5. The Holden Racing Team is an enigma inside a riddle
The management at Holden's official factory team will readily concede 2015 hasn't delivered everything that had been hoped for. But a win on the Gold Coast, victory in the Pirtek Enduro Cup for Garth Tander and Warren Luff and second in the teams' championship ahead of deadly rivals Triple Eight, means it's certainly looking better than it did a month or two ago. HRT traditionally performs well on the point and squirt GC circuit and we all know longer races reduce the impact of its qualifying weakness and showcase its strategy strength. But next it's back to the SuperSprint format at Pukekohe where HRT hasn't won a race in the two years since the NZ championship event returned from Hamilton. When HRT runs at the front at places like that we'll know it's truly making progress.

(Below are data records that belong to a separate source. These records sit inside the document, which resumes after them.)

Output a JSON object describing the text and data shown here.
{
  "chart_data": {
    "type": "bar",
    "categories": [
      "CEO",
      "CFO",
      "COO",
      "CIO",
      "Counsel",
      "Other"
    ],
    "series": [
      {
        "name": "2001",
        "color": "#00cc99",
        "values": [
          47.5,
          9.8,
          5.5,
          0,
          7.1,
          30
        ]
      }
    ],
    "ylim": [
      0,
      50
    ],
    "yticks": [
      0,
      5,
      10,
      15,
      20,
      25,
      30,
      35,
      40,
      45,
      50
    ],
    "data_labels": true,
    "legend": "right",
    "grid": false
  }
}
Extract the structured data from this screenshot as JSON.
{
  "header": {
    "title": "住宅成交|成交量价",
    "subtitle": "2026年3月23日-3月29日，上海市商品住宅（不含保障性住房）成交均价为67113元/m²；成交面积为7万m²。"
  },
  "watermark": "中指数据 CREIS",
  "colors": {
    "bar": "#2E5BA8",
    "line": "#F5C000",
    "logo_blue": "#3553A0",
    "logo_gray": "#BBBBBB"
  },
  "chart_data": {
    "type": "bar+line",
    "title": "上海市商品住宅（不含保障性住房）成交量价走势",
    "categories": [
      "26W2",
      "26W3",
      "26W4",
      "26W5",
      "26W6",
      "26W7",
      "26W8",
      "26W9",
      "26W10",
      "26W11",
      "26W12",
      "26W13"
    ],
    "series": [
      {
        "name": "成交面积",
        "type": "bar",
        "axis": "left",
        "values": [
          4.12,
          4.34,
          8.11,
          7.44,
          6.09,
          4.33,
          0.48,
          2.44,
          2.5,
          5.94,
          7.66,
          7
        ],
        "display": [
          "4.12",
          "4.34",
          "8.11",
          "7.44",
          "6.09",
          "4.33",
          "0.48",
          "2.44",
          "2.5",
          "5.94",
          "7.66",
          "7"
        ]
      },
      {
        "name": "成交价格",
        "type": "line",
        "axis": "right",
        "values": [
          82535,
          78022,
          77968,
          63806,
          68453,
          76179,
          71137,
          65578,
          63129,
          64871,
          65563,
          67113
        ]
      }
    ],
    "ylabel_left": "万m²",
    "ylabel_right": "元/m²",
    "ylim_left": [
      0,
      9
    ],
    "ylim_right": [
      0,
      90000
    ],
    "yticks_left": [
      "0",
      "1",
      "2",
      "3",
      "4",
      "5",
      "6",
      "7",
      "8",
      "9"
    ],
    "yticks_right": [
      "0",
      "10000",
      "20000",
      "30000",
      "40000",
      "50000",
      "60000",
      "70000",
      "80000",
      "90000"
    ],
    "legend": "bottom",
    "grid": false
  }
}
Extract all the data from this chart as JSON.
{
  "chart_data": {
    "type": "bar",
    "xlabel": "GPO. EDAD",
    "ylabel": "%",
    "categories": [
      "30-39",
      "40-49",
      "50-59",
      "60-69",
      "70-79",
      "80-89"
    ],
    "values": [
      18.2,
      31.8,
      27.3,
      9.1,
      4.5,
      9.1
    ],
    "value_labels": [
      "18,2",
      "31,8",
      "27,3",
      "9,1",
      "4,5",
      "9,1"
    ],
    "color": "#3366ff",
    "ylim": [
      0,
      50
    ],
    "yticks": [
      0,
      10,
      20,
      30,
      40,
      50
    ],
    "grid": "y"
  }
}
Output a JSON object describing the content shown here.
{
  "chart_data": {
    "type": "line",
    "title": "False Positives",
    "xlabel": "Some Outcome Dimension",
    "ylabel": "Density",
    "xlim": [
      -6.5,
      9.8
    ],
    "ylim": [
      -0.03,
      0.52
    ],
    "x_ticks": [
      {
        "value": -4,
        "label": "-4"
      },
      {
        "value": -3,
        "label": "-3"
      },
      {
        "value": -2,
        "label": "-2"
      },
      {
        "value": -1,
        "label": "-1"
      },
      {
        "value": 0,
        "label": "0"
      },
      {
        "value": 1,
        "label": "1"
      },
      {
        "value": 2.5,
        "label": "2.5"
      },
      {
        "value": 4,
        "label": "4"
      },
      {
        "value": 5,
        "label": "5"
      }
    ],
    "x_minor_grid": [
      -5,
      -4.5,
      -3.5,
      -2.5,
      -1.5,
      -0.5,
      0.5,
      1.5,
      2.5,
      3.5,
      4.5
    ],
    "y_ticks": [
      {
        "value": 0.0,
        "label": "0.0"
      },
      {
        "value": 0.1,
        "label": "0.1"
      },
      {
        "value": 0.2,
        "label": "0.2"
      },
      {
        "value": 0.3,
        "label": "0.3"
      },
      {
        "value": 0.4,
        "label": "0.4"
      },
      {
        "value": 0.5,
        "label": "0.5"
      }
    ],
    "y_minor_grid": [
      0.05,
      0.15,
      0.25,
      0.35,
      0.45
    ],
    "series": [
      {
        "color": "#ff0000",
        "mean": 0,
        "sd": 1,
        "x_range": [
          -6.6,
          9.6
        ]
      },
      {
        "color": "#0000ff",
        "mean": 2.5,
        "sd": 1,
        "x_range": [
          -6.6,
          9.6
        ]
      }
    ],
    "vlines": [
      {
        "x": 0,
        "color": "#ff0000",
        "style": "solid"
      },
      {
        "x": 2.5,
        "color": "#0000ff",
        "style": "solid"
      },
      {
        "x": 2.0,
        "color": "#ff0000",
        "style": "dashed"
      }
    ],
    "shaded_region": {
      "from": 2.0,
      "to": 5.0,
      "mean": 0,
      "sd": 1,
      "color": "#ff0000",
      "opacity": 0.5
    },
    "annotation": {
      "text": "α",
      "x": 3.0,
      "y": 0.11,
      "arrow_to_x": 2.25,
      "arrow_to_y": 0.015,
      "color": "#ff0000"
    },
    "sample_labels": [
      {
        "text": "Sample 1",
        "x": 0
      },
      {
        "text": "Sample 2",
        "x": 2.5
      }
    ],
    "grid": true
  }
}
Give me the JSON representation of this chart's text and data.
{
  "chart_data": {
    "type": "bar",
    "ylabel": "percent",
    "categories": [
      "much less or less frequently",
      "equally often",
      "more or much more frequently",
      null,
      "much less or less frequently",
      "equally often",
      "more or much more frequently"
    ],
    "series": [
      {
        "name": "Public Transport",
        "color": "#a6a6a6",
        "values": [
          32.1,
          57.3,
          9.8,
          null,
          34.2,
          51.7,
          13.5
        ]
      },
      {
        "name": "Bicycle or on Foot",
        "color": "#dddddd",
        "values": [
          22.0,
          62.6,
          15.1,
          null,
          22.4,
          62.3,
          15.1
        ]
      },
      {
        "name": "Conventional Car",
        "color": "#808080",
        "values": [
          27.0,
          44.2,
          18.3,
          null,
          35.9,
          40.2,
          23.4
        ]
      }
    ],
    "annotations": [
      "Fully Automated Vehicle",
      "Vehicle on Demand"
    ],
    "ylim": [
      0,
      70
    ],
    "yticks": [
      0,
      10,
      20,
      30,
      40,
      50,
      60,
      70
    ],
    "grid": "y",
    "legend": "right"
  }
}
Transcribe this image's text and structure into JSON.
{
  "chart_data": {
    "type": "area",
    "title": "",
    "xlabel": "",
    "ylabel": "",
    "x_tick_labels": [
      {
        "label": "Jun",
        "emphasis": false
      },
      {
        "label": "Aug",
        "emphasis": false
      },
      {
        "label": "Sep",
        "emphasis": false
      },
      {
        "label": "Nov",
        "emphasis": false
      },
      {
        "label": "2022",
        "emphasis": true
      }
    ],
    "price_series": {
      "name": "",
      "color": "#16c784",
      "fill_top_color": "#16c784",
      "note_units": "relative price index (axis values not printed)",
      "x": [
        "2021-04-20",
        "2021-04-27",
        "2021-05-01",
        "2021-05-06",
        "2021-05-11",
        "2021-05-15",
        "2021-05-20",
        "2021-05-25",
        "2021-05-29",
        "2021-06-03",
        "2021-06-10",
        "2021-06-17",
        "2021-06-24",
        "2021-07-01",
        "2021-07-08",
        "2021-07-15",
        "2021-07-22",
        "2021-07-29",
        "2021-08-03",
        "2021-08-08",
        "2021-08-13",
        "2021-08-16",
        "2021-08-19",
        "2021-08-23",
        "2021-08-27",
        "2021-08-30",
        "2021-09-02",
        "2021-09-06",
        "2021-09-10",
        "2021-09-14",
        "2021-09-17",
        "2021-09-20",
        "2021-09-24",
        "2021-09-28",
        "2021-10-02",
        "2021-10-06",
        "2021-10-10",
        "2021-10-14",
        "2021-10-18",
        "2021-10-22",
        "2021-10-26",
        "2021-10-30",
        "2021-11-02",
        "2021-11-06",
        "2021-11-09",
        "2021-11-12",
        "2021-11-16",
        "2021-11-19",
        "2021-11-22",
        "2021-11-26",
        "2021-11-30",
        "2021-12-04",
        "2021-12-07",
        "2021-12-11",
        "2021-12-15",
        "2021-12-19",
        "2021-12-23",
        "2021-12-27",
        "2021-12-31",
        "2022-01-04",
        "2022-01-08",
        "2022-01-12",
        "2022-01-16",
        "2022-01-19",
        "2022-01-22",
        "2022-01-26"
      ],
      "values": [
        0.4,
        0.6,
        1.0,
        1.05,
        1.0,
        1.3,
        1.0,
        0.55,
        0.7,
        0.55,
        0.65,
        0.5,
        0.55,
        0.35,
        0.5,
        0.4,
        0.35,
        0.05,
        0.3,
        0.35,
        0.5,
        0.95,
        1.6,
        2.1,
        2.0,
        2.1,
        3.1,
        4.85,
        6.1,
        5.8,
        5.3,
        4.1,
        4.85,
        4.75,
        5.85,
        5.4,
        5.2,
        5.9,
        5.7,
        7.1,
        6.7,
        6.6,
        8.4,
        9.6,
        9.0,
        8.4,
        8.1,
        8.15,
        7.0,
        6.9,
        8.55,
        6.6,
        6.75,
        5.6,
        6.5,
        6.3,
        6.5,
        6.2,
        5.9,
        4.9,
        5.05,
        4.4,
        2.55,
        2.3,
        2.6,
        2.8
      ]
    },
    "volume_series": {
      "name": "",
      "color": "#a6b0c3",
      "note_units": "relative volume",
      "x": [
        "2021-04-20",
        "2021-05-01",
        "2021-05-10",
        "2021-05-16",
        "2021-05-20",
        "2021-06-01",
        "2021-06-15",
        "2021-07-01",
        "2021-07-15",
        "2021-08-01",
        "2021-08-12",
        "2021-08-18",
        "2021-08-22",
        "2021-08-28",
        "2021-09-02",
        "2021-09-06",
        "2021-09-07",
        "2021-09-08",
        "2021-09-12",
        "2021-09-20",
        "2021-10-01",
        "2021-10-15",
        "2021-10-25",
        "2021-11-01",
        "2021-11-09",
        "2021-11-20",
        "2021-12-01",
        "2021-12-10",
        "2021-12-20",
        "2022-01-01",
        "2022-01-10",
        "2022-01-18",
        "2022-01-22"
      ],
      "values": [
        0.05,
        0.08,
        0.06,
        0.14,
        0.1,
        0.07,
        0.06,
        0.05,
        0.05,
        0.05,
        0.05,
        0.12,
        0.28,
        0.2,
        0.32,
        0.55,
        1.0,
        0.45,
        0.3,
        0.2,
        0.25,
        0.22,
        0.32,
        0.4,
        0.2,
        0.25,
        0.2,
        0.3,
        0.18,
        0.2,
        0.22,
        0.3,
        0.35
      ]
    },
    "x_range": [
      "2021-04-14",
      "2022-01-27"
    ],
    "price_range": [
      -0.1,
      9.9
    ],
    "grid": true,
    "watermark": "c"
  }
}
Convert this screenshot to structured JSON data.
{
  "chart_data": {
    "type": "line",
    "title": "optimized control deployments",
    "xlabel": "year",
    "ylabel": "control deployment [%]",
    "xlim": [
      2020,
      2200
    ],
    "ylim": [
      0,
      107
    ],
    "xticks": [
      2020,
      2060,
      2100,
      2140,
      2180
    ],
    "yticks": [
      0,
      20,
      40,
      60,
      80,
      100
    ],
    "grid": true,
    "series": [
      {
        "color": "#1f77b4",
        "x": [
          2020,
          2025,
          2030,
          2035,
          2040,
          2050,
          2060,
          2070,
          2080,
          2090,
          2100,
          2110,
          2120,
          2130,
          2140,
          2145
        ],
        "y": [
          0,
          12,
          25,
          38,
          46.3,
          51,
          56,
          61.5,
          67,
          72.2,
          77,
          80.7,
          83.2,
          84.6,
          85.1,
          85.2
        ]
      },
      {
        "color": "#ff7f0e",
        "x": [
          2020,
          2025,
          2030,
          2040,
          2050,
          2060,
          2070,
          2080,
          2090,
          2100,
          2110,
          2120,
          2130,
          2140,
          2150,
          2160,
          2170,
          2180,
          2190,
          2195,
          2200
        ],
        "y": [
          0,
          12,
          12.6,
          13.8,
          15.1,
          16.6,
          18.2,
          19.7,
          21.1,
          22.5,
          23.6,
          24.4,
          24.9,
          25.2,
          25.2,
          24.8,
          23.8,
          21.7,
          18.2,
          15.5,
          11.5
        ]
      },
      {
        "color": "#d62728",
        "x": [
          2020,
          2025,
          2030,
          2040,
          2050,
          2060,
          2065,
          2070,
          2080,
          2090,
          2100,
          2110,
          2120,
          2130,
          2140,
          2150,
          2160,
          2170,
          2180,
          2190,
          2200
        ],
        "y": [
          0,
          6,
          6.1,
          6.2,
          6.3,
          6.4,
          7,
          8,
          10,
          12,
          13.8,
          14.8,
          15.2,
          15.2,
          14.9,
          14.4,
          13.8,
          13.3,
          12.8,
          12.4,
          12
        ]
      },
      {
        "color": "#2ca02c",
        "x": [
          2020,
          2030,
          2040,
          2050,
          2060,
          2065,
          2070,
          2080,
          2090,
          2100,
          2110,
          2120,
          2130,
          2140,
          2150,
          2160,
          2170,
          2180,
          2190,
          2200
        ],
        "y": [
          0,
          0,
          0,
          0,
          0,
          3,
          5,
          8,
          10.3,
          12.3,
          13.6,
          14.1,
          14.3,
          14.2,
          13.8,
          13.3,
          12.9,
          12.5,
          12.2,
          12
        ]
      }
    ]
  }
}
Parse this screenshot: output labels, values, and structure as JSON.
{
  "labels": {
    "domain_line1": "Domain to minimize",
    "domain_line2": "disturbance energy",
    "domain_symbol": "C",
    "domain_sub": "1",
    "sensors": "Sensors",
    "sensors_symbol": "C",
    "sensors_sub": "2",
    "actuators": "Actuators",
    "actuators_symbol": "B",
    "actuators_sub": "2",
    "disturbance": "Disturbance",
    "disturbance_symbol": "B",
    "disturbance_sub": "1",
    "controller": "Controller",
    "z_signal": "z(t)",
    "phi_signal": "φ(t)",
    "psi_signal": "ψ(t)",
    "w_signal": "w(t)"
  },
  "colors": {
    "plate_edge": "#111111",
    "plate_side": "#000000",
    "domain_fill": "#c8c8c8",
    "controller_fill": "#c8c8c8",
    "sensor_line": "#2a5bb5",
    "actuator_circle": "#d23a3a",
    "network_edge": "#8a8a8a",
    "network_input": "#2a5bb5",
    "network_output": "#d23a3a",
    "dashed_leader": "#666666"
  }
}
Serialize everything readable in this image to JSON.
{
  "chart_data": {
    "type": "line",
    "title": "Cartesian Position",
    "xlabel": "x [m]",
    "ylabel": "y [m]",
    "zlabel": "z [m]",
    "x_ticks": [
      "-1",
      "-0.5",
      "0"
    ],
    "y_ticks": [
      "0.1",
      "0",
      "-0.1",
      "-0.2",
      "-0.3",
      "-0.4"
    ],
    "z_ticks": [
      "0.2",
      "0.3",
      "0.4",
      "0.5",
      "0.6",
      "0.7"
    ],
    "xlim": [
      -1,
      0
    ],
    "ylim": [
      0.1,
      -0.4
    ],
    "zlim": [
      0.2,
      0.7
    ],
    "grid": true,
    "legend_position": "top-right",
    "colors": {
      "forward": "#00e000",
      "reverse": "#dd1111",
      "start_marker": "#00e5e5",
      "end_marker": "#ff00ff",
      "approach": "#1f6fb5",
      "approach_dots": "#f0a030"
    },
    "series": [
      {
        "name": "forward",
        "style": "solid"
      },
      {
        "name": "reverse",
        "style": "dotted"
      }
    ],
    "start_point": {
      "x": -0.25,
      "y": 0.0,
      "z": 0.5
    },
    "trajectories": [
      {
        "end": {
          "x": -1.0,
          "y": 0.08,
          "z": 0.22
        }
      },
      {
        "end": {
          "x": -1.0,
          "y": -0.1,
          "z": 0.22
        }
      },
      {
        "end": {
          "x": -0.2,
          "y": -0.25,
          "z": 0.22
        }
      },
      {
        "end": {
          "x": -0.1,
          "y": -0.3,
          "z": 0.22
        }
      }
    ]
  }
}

6. Will Davison's future ... but only grudgingly
Rumours that Will Davison was on his way from Erebus to Tekno Autosports had been circulating in the V8 Supercars pitlane since Sandown. When the deal was done and contracts signed about a week before the Gold Coast it took a nano-second for the category jungle drums to start beating the news widely. But despite a stream of speculative (albeit accurate) news stories, all parties elected to shut up shop and not comment, leading to awkward situations such as Davison fending off questions about his future on the telecast. Just hours later on Friday evening (precisely the wrong time to gain media coverage), statements were hurriedly rolled out by both teams confirming what we all knew to be true was, in fact, true. This was big news; Erebus owner Betty Klimenko is loved by the fans, Will Davison is a member of the category's driving elite and Tekno one of the most successful teams. A press conference at 11am on Wednesday morning on the GC would have dealt with the issue, allowed each party to explain their position and been a great pre-promotion for the event.
7. Paul Morris is must-watch TV
He has copped his fair share of criticism as a driver over the years, but behind Paul Morris' boofy image is a smart, tactical brain and a fearless attitude (that second bit most people have probably figured out already). That combination makes his pitlane interviews absolutely compulsive viewing. They don't all fire and sometimes Paul ends up doing more of the talking as he explains to team bosses and drivers what they should be doing. But who cares when he delivers gold like that Marcos Ambrose interview on Sunday? He actually managed to break through the artificial veneer the Tasmanian has fronted up to the media with all year and reassure us the real, irascible Marcos is still in there. Vote 1 Paul Morris for the V8 Supercars media award I say.
8. This is a cool venue
A record crowd showed up to watch the V8 Supercars do their thing on the rough, kerbed, concrete-ringed Gold Coast street circuit. And you only have to go out and spectate live to understand why. There can be few better places to experience motor racing up close and personal than here. Standing at the fence on the back straight as a freight train of cars roar by no more than two metres away is a violent, confronting and thrilling experience. Move a bit further up to the back straight chicane and the cars are slamming from kerb to kerb, riding high on two wheels. The ferocious commitment required to extract a fast lap is obvious here, but so is the key role played by expert shock absorber tuning as the best cars settle back on to the road in one smooth movement.